- Education: National and Kapodistrian University of Athens; UCL;
- Occupation: Research scientist
- Employer: Berkman Clein Center at Harvard University

= Vicky Charisi =

Spanish researcher on human-robot interaction

Vicky Charisi (Vasiliki Charisi) is a research scientist at the Berkman Klein Centre, Harvard University, known for her work on the interaction between artificial intelligence and human behaviour.

Charisi's research focuses on the impact of artificial intelligence, and robotics on child development.

== Biography ==

=== Education ===
Charisi attended the National and Kapodistrian University of Athens, Greece, where she earned a Bachelor's Degree in Musicology. She has also earned a Master's degree in Instructional Design, Didactics, and Evaluation.

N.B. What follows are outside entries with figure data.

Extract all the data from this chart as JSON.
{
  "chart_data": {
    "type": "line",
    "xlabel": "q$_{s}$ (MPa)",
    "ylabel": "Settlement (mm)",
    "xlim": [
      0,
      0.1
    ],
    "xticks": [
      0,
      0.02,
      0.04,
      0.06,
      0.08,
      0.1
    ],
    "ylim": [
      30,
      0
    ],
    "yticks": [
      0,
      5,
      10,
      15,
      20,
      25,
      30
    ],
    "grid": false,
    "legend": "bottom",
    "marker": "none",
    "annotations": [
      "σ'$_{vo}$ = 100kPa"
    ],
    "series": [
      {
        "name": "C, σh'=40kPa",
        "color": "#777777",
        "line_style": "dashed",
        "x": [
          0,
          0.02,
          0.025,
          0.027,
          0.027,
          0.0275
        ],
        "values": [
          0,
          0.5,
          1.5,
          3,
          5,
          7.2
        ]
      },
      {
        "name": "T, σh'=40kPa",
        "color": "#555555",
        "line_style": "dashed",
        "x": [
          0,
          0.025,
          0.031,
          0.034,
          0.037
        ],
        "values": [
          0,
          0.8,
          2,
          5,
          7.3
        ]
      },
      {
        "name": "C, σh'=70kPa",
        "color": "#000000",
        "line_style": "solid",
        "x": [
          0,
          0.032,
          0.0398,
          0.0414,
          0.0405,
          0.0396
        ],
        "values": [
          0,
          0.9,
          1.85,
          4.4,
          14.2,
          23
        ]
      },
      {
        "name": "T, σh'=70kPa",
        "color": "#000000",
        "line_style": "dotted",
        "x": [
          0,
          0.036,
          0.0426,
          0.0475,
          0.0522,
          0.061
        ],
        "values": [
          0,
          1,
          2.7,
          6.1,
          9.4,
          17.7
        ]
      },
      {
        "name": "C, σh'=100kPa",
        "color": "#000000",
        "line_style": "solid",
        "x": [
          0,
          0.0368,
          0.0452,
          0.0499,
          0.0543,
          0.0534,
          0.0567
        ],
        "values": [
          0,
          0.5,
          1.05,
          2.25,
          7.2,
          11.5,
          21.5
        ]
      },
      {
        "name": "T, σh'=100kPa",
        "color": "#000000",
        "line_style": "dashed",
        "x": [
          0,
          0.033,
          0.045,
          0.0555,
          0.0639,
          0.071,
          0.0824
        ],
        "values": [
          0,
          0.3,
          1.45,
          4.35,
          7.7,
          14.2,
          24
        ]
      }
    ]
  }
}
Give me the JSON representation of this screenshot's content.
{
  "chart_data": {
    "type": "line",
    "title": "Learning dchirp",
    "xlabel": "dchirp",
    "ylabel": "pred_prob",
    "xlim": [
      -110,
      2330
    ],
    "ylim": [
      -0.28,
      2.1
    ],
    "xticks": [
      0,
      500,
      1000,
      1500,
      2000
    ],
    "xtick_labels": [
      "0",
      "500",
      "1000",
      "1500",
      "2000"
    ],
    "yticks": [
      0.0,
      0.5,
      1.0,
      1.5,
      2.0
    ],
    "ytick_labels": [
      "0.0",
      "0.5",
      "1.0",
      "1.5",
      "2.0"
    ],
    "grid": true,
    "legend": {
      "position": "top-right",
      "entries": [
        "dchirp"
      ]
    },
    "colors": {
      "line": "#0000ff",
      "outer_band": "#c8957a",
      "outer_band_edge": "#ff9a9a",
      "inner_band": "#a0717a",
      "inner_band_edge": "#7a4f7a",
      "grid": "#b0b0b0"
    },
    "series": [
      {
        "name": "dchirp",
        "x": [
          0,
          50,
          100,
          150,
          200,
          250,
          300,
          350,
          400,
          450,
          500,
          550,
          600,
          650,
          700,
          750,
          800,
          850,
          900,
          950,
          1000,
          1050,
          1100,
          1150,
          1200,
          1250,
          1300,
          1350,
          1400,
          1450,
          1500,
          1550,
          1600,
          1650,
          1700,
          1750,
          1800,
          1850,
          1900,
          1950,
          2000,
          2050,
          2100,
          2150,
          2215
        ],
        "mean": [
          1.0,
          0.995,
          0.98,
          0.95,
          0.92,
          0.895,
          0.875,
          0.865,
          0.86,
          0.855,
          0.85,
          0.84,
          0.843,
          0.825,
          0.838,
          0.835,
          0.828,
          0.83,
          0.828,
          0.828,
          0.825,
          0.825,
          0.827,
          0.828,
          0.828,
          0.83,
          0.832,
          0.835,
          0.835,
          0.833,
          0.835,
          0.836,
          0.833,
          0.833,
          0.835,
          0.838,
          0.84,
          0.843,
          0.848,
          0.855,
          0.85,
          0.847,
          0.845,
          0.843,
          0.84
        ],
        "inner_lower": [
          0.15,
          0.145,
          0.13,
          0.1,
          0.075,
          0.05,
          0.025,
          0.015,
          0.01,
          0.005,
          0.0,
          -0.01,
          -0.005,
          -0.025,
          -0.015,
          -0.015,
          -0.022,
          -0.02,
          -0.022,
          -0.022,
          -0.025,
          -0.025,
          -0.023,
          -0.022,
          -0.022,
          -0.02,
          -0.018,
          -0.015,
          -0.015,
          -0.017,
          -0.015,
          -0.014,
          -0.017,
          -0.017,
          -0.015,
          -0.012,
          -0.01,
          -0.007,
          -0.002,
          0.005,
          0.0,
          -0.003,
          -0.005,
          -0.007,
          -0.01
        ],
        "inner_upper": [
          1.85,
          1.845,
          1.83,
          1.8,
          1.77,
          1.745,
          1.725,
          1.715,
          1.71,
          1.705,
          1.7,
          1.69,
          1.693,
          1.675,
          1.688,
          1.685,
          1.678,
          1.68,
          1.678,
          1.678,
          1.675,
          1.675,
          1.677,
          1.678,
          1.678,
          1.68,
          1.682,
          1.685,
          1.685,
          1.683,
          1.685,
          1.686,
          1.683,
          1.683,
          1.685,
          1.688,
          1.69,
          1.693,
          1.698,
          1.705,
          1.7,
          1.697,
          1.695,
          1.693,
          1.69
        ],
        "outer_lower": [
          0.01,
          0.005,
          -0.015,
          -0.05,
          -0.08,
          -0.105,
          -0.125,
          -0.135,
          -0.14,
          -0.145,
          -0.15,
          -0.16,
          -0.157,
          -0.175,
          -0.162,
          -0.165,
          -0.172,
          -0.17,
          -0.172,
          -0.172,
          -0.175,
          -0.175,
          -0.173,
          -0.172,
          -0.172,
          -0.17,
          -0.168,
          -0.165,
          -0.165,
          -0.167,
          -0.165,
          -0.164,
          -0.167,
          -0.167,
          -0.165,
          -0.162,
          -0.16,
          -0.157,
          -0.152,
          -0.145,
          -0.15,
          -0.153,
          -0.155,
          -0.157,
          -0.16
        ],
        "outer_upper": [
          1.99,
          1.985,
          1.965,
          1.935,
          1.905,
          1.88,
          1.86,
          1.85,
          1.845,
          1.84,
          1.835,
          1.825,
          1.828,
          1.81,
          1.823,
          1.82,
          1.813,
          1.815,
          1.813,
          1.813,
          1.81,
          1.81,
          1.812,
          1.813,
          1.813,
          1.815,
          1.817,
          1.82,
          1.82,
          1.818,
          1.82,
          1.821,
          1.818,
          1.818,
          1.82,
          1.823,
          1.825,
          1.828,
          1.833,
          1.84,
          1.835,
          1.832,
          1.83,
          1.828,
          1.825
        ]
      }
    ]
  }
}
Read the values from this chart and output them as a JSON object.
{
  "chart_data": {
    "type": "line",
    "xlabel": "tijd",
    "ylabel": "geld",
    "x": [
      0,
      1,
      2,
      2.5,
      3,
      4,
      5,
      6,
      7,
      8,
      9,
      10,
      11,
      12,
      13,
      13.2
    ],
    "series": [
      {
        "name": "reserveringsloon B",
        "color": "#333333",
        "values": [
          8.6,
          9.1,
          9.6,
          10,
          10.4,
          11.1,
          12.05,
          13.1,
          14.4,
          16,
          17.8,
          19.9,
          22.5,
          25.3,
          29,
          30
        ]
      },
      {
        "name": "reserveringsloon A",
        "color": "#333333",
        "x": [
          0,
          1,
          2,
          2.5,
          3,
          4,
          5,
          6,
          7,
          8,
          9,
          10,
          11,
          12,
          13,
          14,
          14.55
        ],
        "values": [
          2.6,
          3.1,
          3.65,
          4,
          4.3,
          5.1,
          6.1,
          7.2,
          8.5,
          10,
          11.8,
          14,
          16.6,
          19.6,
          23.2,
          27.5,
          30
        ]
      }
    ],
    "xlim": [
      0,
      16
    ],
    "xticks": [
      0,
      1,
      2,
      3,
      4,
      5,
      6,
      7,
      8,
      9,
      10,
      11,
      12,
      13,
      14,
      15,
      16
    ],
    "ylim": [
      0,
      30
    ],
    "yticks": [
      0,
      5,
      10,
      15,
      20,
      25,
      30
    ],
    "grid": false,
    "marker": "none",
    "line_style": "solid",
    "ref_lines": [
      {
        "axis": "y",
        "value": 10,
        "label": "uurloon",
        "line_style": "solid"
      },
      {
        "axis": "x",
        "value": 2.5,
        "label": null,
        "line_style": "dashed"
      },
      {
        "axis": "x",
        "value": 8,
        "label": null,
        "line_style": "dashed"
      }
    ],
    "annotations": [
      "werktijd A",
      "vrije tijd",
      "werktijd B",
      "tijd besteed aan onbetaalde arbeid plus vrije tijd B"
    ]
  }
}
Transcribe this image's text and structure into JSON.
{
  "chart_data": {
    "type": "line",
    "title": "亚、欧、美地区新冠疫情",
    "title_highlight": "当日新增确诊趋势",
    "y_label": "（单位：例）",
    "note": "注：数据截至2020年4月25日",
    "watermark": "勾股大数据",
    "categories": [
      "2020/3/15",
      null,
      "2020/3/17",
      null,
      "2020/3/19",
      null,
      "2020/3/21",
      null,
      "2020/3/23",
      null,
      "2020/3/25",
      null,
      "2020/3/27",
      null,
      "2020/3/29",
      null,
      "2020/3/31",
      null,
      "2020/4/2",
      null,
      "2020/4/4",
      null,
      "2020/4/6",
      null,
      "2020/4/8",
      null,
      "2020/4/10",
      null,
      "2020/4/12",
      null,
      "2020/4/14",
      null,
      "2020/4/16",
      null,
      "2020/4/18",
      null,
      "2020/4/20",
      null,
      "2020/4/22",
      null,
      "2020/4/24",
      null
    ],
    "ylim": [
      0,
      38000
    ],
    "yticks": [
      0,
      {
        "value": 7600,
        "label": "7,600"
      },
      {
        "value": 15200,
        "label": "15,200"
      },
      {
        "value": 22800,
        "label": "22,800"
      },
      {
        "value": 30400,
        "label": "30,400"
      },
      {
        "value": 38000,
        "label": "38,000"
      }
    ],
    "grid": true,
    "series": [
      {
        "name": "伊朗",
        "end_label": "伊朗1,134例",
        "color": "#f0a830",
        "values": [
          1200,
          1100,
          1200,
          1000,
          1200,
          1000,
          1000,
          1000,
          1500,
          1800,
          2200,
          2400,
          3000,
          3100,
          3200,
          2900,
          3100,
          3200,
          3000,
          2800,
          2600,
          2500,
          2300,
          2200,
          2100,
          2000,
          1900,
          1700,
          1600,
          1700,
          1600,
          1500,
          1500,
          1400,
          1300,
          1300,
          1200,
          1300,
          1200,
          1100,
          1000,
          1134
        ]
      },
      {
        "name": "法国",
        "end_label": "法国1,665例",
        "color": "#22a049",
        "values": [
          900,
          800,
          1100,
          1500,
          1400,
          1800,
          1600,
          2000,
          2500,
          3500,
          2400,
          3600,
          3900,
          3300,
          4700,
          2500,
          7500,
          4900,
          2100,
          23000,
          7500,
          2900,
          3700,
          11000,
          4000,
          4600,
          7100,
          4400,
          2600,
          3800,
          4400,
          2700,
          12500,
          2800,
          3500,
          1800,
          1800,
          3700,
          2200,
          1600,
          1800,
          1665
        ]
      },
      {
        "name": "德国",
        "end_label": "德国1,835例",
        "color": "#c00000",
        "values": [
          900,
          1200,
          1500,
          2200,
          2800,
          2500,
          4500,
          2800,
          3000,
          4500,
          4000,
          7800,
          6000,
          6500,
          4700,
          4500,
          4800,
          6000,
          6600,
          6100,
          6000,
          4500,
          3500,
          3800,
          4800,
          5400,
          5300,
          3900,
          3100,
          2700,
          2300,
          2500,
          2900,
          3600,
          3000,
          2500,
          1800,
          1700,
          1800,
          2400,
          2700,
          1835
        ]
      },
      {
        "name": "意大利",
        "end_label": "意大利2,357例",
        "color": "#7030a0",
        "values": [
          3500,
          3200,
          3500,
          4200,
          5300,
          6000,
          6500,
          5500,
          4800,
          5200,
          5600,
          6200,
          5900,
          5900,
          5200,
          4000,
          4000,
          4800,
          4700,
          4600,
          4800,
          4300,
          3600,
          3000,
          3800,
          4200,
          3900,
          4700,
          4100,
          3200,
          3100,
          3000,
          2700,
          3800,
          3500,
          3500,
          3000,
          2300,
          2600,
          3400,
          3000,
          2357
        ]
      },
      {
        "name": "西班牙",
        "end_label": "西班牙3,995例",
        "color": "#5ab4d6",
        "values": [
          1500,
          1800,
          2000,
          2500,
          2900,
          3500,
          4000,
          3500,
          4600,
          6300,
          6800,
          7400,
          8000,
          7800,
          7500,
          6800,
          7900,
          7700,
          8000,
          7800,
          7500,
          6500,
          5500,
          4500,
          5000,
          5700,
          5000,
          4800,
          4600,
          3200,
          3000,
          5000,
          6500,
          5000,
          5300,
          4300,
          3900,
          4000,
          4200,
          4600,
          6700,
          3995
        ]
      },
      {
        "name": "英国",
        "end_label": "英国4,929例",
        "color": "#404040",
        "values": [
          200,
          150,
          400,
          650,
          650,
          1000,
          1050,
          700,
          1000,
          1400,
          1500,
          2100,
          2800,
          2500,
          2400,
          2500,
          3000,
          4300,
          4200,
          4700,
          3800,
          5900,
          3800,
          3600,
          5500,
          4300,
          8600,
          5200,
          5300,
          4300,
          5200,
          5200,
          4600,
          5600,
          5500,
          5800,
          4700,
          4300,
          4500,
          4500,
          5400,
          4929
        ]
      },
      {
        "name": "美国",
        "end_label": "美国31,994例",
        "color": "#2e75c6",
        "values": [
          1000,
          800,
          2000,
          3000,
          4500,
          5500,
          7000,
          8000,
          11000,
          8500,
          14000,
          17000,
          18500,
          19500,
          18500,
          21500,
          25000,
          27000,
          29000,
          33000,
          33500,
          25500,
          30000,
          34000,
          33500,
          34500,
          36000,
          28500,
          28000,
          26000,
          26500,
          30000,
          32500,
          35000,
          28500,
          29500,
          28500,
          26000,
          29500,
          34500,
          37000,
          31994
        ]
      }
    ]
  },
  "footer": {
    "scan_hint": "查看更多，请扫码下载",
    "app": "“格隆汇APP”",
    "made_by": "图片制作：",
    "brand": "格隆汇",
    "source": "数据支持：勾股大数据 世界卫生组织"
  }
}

Charisi completed her PhD at UCL, Institute of Education.

=== Career ===
Charisi currently works as a research scientist for the Berkman Clein Center at Harvard University. She has been involved with the Joint Research Centre of the European Commission where she has worked on science policy for AI and children's rights, and is currently researching AL for educational purposes, and the researching the policy and industry implications of this technology.

Charisi is the Task Force Vice Chair of the IEEE Cognitive and Development Systems' Task Force on Human-Robot Interaction. This task force was established to bring together to create a network for stakeholders working on human-robot interaction in context of developmental robotics.